Thursday, November 15, 2018

Tax reform, hurricanes create losses at Popular Inc.

By on January 23, 2018

SAN JUAN – Puerto Rico-based financial institution Popular Inc. on Wednesday reported net loss of $102.2 million for the quarter ended Dec. 31, 2017, compared with net income of $20.7 million for the quarter that ended Sept. 30, 2017, reflecting a noncash income-tax expense of $168.4 million during the quarter.

The loss was justified as a result of the impact of the Federal Tax Cut & Jobs Act on the corporation’s U.S. deferred-tax asset, according to a statement.

“While our fourth quarter and year-end results reflected the impact of a significant noncash charge to earnings due to the recently enacted federal tax reform, this charge had no impact on regulatory capital. The fourth-quarter results were also impacted by the effects of hurricanes Maria and Irma. However, notwithstanding this impact, we saw growth in our net interest income on a year-over-year basis,” said Ignacio Álvarez, the bank’s president & chief executive officer.

“I am also pleased to report that our operations have substantially recovered from the impact of the storms, with 164 of our branches in P.R. and the U.S. Virgin Islands fully operational, Álvarez continued. “We are also beginning to see increased loan demand in our consumer loans portfolios, especially in auto loans. We remain pleased with our U.S. operations, which experienced 16% growth in commercial loans during 2017.”

On Dec. 22, the Tax Cut & Jobs Act was signed into law by President Trump. The law, among other things, reduced the maximum corporate tax rate from 35% to 21% in the United States. As a result, during the fourth quarter of 2017, the corporation recorded an income-tax expense of $168.4 million, related to the write-down of the deferred-tax asset (DTA) from its U.S. operations, according to the bank.

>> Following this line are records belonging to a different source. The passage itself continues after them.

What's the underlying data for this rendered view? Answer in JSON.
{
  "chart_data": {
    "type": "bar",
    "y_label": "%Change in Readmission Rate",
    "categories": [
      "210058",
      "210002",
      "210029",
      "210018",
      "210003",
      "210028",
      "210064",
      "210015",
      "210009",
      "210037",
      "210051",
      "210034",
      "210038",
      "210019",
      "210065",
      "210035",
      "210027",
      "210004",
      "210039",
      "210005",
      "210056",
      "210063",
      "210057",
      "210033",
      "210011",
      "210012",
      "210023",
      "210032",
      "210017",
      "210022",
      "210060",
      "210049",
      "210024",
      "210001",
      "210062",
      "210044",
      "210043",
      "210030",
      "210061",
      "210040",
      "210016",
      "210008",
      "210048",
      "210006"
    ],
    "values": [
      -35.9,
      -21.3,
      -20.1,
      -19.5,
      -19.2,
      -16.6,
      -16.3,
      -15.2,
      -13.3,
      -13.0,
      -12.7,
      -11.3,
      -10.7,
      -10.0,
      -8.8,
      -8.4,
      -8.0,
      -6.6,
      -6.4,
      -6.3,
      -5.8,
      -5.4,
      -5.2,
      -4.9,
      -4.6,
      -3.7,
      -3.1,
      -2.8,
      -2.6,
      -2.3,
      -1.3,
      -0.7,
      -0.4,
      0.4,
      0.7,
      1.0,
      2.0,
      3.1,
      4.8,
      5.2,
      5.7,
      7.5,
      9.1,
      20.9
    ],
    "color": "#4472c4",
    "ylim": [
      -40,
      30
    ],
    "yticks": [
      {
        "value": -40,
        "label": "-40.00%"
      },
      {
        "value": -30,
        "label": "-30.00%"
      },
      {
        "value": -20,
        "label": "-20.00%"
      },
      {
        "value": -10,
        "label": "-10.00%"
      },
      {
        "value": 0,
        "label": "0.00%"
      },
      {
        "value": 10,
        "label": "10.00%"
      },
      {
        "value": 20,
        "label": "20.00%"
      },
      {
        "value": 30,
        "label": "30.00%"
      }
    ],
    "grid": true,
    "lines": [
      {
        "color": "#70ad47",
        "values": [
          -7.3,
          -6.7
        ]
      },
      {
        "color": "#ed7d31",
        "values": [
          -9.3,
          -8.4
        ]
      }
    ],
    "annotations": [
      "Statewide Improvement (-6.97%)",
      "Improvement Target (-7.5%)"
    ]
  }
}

The law contains other provisions, effective Jan. 1, 2018, which may impact Popular’s tax calculations and related income-tax expense in future years. Management, the report said, will continue to evaluate the impact of the law and “may make further adjustments as a result of additional analysis and additional guidance issued on the legislation.”

During the fourth quarter of 2017, the corporation continued normalizing its operations after the impact of hurricanes Irma and Maria, which made landfall in September. The bank continues to assess the impact of the hurricanes on its buildings and operations. As of January, 164 of Banco Popular de Puerto Rico’s (BPPR) bank branches were open and 558 ATMs were operating.

Popular said it is working on a plan to reopen its remaining closed retail locations as soon as possible. In the month of December 2017, client debit and credit card purchase activity exceeded the December 2016 activity, demonstrating significant improvement in economic activity on the island and progress toward normalized levels.

Impact on earnings related to hurricanes

The following summarizes the estimated impact on the corporation’s earnings for the third and fourth quarters of 2017 as a result of the impact of hurricanes Irma and Maria, net of estimated insurance receivables of $1.1 million.

As of the end of fourth quarter 2017, Popular maintained a reserve for loan losses of $117.6 million for noncovered loans, based on management’s best estimate of the impact of the hurricanes on the corporation’s loan portfolios. This represents a downward adjustment of $4.6 million from the amounts initially estimated at the end of third quarter 2017.

In addition, during the fourth quarter the corporation increased its estimate of losses associated with the hurricanes for the covered portfolio by $10.2 million, resulting in an incremental provision expense of $2.3 million during the quarter, according to the bank’s release.

The corporation services a portfolio of loans amounting to $1.5 billion as of Dec. 31, which were previously sold by the corporation with “credit recourse.” The bank has estimated additional losses associated with the potential repurchase liability of loans subject to credit recourse as a result of the hurricanes. For fourth quarter 2017, the provision for indemnity reserves of $11.1 million included $3.4 million to account for these estimated losses. As of Dec. 31, 2017, the reserve for loans subject to credit recourse amounted to $58.8 million.

At the end of the fourth quarter, Popular recorded year-to-date expenses related to structural damages of $6.5 million, net of the related insurance receivable of $1.1 million, which was a downward adjustment of $300,000 and $6.4 million, respectively, from the initial estimates at the end of the third quarter.

In addition to the previously mentioned incremental provision and direct operating expenses, results for the third and fourth quarters of 2017 were impacted by the hurricanes in the form of a reduction in revenue resulting from reduced merchant transaction activity, the waiver of certain late fees and service charges to businesses and consumers in hurricane-affected areas, as well as the economic and operational disruption on the corporation’s mortgage origination, servicing and loss mitigation activities.

For the fourth quarter of 2017, the bank estimates these revenue captions resulted in a decrease in income of about $20 million when compared with pre-hurricane levels, taking into account the earnings for the comparative quarter of the previous year, among other measures, primarily driven by the disruption in the bank’s operations. This compares to an impact of about $11 million during the third quarter, the bank said.